Hi everyone,
Would appreciate any help with this problem.
I have established in-lab protocols that have seemed to work in extracted and detecting eDNA from water systems (we have fish systems in lab, both freshwater and saltwater). These methods have also worked in semi-representative environments of the ocean conditions such as detecting eDNA in holding tank water from facilities that hold the marine invertebrate we are trying to detect (they also use ocean water directly off the coast in their systems). However whenever we try to apply these same methods to field samples (surface water samples near a kelp forest), we cannot detect any environmental DNA. Even when using general primers such as 16S, or more general universal barcoding genes that are expected to detect at least something. The nanodrop readings for these DNA samples also look fine, with a A260/A280 ratio that usually ranges from 1.8-2 and usually above 20ng/ul. My thought is that inhibitors are present in these samples, as even when I spike these samples with clean and high yield DNA (in PCR) they still do not show detection.

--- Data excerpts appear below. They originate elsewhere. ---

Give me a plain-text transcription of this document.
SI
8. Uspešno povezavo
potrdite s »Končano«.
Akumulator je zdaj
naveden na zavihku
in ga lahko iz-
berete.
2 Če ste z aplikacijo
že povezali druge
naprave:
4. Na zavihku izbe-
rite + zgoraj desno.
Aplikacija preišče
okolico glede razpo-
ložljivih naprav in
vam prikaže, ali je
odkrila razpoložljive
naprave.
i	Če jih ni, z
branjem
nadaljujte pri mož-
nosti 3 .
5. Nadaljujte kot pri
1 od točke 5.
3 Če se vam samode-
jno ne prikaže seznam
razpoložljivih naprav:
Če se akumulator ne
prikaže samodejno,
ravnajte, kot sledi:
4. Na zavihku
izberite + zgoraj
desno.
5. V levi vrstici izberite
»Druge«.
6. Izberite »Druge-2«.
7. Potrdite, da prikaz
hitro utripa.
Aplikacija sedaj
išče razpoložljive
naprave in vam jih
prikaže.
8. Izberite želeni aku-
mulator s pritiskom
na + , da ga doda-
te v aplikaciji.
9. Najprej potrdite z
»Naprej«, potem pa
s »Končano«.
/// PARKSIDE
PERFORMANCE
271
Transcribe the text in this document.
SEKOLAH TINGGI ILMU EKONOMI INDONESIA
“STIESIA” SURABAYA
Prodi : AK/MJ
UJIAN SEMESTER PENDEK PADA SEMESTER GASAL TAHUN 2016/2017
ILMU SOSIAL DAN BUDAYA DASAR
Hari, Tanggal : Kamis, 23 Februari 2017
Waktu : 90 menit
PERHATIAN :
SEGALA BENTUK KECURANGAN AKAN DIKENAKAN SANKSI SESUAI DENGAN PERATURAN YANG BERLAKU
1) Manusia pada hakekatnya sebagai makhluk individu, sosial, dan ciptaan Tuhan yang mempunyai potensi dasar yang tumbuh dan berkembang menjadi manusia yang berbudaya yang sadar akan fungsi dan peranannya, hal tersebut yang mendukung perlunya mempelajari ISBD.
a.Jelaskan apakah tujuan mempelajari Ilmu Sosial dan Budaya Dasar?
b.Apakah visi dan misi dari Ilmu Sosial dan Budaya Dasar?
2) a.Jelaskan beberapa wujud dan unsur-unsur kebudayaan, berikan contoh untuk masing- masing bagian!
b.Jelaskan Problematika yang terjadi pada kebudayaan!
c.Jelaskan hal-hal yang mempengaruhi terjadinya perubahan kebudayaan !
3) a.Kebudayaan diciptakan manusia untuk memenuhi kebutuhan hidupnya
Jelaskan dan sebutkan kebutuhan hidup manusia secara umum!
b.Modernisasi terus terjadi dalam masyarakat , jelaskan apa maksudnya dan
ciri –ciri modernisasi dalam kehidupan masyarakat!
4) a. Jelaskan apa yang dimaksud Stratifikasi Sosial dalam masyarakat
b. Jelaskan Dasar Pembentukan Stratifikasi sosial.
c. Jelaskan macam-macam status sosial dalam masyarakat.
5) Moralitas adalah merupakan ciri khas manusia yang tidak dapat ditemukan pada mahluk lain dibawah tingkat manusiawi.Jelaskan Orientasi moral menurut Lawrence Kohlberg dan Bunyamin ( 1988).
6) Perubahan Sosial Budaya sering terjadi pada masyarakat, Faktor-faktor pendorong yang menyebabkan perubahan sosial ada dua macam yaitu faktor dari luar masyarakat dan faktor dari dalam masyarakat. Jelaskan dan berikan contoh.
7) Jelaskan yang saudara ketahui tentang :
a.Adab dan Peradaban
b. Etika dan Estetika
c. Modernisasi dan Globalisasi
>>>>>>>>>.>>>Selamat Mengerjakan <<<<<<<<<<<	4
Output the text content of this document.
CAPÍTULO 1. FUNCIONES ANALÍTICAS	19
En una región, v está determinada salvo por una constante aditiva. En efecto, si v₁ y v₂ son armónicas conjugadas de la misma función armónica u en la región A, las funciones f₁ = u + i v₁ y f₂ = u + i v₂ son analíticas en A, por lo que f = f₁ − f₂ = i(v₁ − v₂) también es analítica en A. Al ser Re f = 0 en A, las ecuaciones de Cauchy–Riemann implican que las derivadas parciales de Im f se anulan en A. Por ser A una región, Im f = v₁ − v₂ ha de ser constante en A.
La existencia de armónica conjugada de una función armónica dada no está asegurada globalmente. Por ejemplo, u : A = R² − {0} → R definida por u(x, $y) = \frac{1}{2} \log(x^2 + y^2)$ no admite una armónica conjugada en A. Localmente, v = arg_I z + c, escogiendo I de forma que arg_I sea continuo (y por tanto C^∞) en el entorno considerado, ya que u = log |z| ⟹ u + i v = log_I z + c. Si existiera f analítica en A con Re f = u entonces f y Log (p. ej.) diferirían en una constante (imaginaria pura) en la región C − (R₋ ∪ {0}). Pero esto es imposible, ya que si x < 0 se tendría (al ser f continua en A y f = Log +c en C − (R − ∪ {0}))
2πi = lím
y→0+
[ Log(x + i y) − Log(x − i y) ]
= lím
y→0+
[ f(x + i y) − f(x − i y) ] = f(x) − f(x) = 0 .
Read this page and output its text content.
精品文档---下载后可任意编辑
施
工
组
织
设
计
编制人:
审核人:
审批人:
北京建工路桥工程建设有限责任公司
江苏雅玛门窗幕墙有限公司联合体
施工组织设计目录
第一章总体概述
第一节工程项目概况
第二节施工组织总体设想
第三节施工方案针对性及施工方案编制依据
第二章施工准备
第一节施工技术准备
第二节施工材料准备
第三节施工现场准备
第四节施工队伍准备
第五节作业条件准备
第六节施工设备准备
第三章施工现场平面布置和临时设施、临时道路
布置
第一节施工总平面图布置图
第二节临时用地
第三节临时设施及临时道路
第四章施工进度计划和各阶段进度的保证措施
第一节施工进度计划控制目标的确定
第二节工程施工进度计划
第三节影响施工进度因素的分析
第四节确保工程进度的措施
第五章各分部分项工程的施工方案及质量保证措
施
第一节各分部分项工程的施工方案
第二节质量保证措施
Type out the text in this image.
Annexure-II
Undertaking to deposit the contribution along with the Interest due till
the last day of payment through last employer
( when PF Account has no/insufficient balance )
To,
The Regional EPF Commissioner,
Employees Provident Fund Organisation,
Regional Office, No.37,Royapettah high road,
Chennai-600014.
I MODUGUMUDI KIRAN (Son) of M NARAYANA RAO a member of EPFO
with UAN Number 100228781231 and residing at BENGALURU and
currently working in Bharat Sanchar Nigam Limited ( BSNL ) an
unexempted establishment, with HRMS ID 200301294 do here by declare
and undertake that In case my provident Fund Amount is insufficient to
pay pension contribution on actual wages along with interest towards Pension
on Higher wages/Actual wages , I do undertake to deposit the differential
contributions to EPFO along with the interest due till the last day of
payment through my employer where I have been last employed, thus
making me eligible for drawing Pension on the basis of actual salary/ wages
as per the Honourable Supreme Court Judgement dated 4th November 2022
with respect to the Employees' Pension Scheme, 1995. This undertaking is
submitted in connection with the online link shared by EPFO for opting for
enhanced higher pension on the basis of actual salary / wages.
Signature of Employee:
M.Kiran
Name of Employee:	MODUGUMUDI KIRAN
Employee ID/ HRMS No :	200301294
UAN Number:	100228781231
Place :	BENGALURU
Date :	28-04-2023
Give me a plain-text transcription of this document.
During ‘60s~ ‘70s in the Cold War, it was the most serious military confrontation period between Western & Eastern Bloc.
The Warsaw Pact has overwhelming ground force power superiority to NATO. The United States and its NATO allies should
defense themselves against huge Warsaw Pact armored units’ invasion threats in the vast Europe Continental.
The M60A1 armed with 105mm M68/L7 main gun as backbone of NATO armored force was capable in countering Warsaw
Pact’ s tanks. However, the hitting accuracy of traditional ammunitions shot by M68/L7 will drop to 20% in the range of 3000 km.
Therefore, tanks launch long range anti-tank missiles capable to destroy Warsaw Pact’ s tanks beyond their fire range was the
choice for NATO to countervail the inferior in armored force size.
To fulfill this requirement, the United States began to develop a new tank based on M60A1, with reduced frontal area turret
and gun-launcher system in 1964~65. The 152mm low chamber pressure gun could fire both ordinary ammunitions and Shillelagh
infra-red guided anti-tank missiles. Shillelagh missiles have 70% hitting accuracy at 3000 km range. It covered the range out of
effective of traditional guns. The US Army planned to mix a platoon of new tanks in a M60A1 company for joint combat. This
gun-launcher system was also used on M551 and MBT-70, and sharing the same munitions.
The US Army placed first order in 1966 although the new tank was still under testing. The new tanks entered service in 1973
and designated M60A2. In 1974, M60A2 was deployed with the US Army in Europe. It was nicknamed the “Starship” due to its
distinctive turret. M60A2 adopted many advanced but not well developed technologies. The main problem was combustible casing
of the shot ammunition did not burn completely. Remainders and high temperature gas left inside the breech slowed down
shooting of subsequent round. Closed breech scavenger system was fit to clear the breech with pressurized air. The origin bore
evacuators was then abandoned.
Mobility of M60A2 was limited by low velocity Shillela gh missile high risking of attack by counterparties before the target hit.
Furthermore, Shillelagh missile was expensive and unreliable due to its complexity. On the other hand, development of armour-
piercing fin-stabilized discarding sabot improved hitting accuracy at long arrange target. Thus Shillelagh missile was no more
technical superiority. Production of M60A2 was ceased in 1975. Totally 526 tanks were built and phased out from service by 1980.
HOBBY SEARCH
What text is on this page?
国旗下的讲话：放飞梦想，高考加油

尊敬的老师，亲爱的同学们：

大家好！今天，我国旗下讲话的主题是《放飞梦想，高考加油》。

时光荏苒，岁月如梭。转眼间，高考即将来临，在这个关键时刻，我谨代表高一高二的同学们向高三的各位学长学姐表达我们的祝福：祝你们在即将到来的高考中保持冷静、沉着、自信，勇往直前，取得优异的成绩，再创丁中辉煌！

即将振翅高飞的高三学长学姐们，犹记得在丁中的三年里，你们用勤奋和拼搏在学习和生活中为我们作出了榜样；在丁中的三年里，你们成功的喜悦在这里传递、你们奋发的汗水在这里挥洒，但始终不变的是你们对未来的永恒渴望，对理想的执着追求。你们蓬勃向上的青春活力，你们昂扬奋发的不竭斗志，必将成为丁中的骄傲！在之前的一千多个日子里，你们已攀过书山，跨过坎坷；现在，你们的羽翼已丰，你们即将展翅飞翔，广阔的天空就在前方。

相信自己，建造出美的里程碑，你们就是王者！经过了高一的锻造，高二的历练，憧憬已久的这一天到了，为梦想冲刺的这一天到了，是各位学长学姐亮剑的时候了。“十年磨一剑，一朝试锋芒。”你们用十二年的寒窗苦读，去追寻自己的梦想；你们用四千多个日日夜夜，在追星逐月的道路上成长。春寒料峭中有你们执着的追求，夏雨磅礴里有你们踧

If anyone has encountered seawater PCR inhibitors before, or maybe believes that it could be something else going on please let me know and I appreciate the help!
General Methodology Below.
Methods we are using,
1.) Filtration of water (1-3L, any volume in that range seems to work so far) through a .45uM nitrocellulose filter.
2.) Extraction of eDNA from that filter using a DNAeasy power water kit (following the protocol exactly).
3.) Then amplification of this DNA using PCR.